Dasco memfasilitasi koordinasi lintas kementerian hingga pemerintah pusat. Upaya tersebut berujung pada keputusan Presiden Prabowo Subianto untuk memulihkan nama baik serta hak-hak kedua guru tersebut. Kasus ini menjadi sinyal bahwa isu pendidikan daerah pun mendapat atensi serius dari pimpinan DPR.
3. Telepon Presiden di Hadapan Hakim
Salah satu momen paling mencolok terjadi saat audiensi para hakim di DPR yang menuntut perbaikan kesejahteraan. Di tengah pertemuan, Dasco langsung menelepon Presiden Prabowo Subianto di hadapan para hakim.
Langkah itu dimaksudkan agar aspirasi mengenai gaji dan tunjangan hakim didengar langsung oleh pengambil keputusan tertinggi. Dasco juga memastikan DPR periode 2024–2029 akan mengawal RUU Jabatan Hakim guna menjamin independensi dan kesejahteraan lembaga peradilan.
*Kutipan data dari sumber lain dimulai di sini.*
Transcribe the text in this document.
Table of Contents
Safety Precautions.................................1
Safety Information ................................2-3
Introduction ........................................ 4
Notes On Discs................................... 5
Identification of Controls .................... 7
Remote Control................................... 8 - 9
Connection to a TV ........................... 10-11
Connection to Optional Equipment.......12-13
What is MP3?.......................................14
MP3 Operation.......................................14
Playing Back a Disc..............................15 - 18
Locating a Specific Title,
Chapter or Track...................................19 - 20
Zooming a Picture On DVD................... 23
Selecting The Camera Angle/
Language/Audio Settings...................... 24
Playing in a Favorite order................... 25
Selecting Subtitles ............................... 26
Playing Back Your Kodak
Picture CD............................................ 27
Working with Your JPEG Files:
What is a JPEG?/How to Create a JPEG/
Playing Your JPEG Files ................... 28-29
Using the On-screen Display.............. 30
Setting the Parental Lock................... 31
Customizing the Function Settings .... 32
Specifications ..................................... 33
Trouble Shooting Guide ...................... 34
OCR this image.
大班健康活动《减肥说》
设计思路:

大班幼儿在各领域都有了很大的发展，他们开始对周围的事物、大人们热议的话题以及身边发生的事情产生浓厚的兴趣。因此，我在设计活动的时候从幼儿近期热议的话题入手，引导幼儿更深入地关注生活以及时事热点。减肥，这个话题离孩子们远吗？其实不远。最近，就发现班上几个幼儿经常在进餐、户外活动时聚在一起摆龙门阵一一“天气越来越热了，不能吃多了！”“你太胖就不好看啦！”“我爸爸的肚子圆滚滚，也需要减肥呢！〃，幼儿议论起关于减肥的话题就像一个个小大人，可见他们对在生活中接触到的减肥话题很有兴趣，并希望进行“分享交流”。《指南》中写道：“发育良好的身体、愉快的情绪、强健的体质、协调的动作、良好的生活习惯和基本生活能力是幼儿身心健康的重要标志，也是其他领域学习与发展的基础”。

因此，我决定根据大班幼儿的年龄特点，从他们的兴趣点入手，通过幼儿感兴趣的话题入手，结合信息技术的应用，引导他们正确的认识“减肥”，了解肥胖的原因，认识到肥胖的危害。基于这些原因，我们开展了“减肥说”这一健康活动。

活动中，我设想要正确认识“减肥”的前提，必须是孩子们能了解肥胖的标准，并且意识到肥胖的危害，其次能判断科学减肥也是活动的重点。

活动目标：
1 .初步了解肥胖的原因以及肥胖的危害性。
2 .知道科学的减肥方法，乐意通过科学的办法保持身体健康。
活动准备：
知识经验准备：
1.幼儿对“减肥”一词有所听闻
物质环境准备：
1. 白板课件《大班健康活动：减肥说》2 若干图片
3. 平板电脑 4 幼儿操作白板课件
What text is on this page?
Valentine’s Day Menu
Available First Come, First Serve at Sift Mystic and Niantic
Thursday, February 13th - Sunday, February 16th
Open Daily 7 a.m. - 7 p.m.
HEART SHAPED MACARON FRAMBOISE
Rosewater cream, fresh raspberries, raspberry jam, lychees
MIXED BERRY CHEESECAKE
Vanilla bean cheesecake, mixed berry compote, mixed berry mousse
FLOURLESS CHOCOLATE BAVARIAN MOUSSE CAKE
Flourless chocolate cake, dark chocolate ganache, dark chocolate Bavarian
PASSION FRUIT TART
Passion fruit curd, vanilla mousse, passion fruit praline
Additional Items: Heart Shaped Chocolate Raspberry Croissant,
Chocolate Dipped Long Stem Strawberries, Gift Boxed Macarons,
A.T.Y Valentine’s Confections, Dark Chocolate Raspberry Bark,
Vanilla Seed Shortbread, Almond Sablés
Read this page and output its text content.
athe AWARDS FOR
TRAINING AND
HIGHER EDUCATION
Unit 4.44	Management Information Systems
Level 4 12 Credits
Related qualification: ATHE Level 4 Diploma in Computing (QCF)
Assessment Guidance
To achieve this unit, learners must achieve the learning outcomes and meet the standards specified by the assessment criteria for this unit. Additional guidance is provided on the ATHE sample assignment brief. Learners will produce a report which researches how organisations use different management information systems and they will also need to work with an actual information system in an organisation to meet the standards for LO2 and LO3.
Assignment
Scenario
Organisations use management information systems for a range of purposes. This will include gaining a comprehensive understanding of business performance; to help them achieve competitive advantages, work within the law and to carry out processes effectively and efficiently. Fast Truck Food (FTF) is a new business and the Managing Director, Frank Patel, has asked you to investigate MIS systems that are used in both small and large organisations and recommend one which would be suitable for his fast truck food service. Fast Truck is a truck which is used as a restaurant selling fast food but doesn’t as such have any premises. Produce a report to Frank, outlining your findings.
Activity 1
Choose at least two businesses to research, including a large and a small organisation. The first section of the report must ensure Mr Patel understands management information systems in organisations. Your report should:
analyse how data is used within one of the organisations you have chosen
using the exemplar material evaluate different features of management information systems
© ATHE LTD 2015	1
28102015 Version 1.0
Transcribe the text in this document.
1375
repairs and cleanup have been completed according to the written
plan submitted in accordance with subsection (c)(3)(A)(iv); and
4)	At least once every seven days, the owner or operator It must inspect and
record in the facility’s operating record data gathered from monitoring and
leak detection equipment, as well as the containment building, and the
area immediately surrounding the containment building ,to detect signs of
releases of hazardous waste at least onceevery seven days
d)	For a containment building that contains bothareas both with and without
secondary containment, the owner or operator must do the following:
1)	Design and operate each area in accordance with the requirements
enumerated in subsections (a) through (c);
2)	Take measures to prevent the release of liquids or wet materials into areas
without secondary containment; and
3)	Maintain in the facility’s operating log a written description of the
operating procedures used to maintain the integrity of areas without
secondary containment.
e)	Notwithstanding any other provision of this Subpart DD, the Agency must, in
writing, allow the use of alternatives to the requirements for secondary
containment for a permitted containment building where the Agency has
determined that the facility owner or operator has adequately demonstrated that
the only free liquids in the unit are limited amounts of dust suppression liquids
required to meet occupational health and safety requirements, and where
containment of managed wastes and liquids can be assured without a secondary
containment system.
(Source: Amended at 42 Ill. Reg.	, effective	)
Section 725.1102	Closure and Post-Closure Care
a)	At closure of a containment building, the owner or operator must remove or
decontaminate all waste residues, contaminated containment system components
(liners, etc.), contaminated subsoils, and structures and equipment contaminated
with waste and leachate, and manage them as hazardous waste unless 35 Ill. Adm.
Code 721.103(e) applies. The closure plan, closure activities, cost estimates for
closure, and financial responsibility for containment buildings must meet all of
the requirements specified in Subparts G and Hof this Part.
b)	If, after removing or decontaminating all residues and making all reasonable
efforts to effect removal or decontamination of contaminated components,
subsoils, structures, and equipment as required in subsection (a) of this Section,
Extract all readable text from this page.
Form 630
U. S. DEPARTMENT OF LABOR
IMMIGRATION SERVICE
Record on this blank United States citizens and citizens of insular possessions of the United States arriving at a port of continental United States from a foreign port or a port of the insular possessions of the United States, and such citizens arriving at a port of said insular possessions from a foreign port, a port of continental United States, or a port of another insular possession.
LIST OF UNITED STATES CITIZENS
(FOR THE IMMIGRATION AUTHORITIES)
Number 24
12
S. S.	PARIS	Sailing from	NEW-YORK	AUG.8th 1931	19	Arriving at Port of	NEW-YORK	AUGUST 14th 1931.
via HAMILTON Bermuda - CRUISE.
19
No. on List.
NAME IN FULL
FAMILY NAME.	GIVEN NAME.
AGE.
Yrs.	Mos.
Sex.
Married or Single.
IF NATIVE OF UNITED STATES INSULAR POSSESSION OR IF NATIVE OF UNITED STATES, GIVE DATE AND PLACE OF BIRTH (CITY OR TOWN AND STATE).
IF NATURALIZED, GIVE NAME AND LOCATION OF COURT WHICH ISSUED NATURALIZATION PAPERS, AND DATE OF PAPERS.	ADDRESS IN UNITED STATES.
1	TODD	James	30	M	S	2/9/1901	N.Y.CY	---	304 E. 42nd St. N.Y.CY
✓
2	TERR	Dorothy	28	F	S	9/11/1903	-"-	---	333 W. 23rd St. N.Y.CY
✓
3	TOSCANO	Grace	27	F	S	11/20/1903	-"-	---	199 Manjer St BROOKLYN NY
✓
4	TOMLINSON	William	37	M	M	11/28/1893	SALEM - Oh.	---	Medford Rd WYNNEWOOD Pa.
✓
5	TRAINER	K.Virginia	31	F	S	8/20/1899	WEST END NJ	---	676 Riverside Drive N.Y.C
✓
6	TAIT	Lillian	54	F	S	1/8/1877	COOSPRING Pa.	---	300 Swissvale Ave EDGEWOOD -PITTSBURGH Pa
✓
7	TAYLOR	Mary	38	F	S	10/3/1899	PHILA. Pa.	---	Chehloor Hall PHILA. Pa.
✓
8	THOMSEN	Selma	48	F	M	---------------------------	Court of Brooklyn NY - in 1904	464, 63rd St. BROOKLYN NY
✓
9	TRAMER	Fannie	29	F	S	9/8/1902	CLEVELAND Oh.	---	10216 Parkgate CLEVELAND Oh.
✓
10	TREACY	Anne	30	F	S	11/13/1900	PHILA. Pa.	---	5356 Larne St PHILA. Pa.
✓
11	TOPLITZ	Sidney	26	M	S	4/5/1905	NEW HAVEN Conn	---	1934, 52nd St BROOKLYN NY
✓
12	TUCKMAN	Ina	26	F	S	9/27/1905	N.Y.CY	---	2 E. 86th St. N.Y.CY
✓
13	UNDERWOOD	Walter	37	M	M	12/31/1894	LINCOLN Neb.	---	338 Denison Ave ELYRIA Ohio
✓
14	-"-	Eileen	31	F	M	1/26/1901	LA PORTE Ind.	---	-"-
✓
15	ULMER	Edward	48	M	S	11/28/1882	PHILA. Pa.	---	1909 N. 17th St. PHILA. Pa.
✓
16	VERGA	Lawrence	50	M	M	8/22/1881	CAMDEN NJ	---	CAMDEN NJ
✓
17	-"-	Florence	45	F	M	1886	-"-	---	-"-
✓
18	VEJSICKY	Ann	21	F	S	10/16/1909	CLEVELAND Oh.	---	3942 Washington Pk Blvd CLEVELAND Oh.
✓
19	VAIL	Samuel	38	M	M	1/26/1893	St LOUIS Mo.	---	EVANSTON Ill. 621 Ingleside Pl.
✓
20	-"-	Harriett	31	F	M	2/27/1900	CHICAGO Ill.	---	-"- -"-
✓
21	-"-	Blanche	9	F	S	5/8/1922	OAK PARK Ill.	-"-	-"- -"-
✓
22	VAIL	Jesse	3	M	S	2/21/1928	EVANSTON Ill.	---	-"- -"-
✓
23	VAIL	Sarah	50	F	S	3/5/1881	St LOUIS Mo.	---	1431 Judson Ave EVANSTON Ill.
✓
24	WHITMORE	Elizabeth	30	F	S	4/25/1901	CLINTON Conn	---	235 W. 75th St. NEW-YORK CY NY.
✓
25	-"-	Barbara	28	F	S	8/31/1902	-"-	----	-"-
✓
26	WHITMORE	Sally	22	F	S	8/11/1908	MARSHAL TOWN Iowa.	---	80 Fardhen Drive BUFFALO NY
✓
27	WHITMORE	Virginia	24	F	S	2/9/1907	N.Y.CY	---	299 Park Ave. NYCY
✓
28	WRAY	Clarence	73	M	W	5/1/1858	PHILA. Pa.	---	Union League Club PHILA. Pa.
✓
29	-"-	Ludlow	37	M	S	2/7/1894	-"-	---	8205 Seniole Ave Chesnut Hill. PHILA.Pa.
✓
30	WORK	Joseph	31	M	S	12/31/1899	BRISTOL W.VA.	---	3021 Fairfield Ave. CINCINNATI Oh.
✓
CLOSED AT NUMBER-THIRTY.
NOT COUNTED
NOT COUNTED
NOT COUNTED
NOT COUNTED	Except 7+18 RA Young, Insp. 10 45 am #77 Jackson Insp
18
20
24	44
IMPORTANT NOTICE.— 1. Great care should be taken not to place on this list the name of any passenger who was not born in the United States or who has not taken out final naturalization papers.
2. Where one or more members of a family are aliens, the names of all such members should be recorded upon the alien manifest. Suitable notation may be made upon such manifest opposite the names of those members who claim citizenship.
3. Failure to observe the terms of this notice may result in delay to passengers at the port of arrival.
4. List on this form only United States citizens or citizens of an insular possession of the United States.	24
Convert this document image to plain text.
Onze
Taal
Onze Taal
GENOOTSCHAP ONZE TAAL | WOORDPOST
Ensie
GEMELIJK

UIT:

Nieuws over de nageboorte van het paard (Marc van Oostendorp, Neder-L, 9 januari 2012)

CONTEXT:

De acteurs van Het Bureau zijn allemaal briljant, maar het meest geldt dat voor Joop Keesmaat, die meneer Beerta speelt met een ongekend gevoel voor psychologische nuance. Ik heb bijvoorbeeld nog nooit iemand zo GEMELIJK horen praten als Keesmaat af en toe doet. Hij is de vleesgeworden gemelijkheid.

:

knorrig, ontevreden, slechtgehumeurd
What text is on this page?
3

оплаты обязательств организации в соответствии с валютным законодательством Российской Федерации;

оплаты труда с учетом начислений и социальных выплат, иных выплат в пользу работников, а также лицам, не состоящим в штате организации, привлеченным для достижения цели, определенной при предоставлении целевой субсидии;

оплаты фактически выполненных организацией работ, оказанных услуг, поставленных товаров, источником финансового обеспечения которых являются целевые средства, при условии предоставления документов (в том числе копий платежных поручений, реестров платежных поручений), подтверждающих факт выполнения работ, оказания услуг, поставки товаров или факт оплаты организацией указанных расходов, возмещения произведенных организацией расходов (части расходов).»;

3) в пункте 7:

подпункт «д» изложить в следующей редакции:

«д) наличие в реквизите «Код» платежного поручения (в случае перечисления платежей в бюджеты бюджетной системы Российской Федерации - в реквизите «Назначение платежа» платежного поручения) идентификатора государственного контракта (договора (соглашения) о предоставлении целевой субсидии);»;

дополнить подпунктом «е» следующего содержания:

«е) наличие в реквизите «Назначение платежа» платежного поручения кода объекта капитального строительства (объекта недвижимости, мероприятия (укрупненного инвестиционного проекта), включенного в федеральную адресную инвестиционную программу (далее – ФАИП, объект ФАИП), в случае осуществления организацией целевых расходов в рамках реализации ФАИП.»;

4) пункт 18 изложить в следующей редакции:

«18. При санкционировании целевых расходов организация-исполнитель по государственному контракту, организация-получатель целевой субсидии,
4. Jembatani Buruh–Pemerintah Pasca Putusan MK
Putusan Mahkamah Konstitusi terkait Undang-Undang Cipta Kerja memicu kebingungan soal penetapan upah minimum 2025. Situasi ini berpotensi memicu konflik terbuka antara buruh dan pengusaha.
Dasco mengambil inisiatif mempertemukan pimpinan serikat buruh dengan Menteri Hukum dan Menteri Ketenagakerjaan. Ia menegaskan aturan lama tidak lagi berlaku dan regulasi baru akan disusun secara partisipatif.
Hasilnya, tercapai kesepakatan awal bahwa indeks upah akan dibahas bersama, dengan prinsip tidak merugikan buruh maupun pengusaha.
5. Ojol dan LPG 3 Kg Tak Luput dari Atensi
Tak hanya isu besar, persoalan sehari-hari juga masuk radar Dasco. Sepanjang 2025, ia menerima audiensi pengemudi ojek online yang menuntut kejelasan status hukum dan jaminan kesehatan. Dasco berjanji mendorong regulasi yang mengakui posisi ojol secara legal.
Selain itu, saat kelangkaan LPG 3 kilogram sempat memicu kepanikan masyarakat, Dasco berkomunikasi langsung dengan Menteri ESDM dan Pertamina untuk memastikan distribusi kembali normal.
Rangkaian langkah tersebut menempatkan Dasco sebagai figur penghubung antara aspirasi publik, DPR, dan pemerintah. Di tahun yang penuh turbulensi, pendekatan cepat dan langsung itu menjadi pembeda—bukan sekadar meredam isu, tetapi mendorong solusi konkret di tengah tekanan politik dan sosial.